- Vegetables: cucurbits
- Crop Production: grafting, high tunnels or hoop houses
Short growing seasons in the North Central Region limit farmers’ participation in local food markets. High tunnels are valuable tools for season extension. Farmers who consistently grow tomatoes in high tunnels need additional high-value crops to increase the sustainability of the production systems. As a potentially promising alternative, greenhouse cucumbers are high-value and high-demand crops, but low soil temperatures in early spring limit its extended season production in high tunnel systems. This project introduces grafting technology with cold tolerant rootstocks to address this challenge.

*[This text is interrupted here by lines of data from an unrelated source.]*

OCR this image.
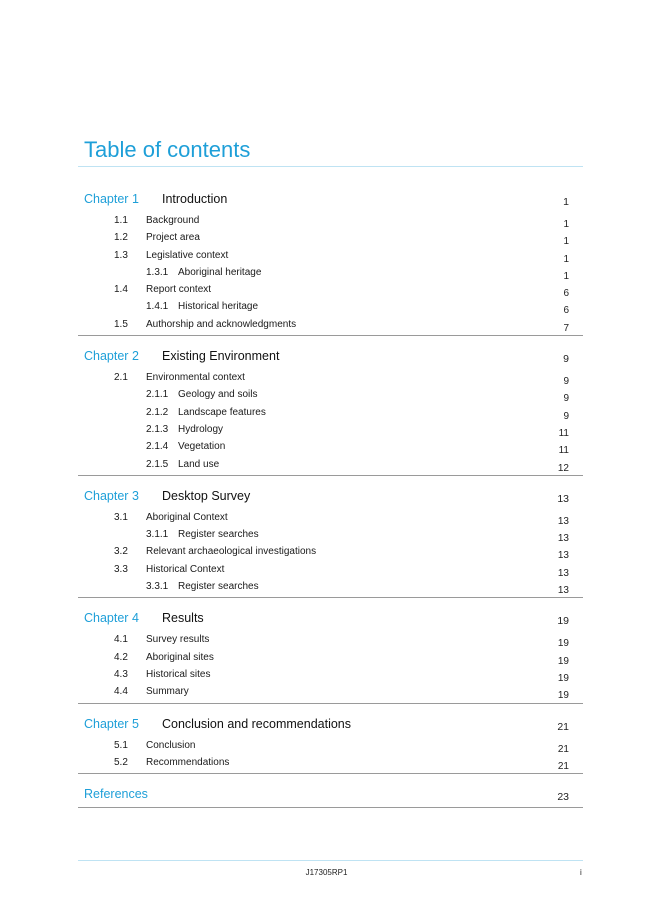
Table of contents
Chapter 1 Introduction	1
1.1 Background	1
1.2 Project area	1
1.3 Legislative context	1
1.3.1 Aboriginal heritage	1
1.4 Report context	6
1.4.1 Historical heritage	6
1.5 Authorship and acknowledgments	7
Chapter 2 Existing Environment	9
2.1 Environmental context	9
2.1.1 Geology and soils	9
2.1.2 Landscape features	9
2.1.3 Hydrology	11
2.1.4 Vegetation	11
2.1.5 Land use	12
Chapter 3 Desktop Survey	13
3.1 Aboriginal Context	13
3.1.1 Register searches	13
3.2 Relevant archaeological investigations	13
3.3 Historical Context	13
3.3.1 Register searches	13
Chapter 4 Results	19
4.1 Survey results	19
4.2 Aboriginal sites	19
4.3 Historical sites	19
4.4 Summary	19
Chapter 5 Conclusion and recommendations	21
5.1 Conclusion	21
5.2 Recommendations	21
References	23
J17305RP1	i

Four high tunnel growers across Indiana will participate in the project. The growers will learn cucumber grafting techniques and conduct on-farm trials to assess the effectiveness of using grafting to extend early season production and increase the yield of greenhouse cucumbers in high tunnel systems. Economic feasibility analyses will be conducted by using cost and revenue data provided by participating farmers. A field day and a workshop will be conducted in the second year. Extension bulletins, a video, as well as presentations and grower panel discussions, will disseminate the project results to broader audiences.
Project objectives from proposal:
Objective 1. Evaluate the effectiveness of using grafting technology to enhance early season production, control pests, and increase the yield of seedless cucumbers grown in high tunnel systems.
Objective 2. Determine the economic feasibility of integrating grafting technology into high tunnel greenhouse cucumber production systems.
Objective 3. Train farmers about cucumber grafting technique, and develop and deliver extension programs on the integrated use of grafting technology in growing greenhouse cucumbers in high tunnel systems in the North Central Region.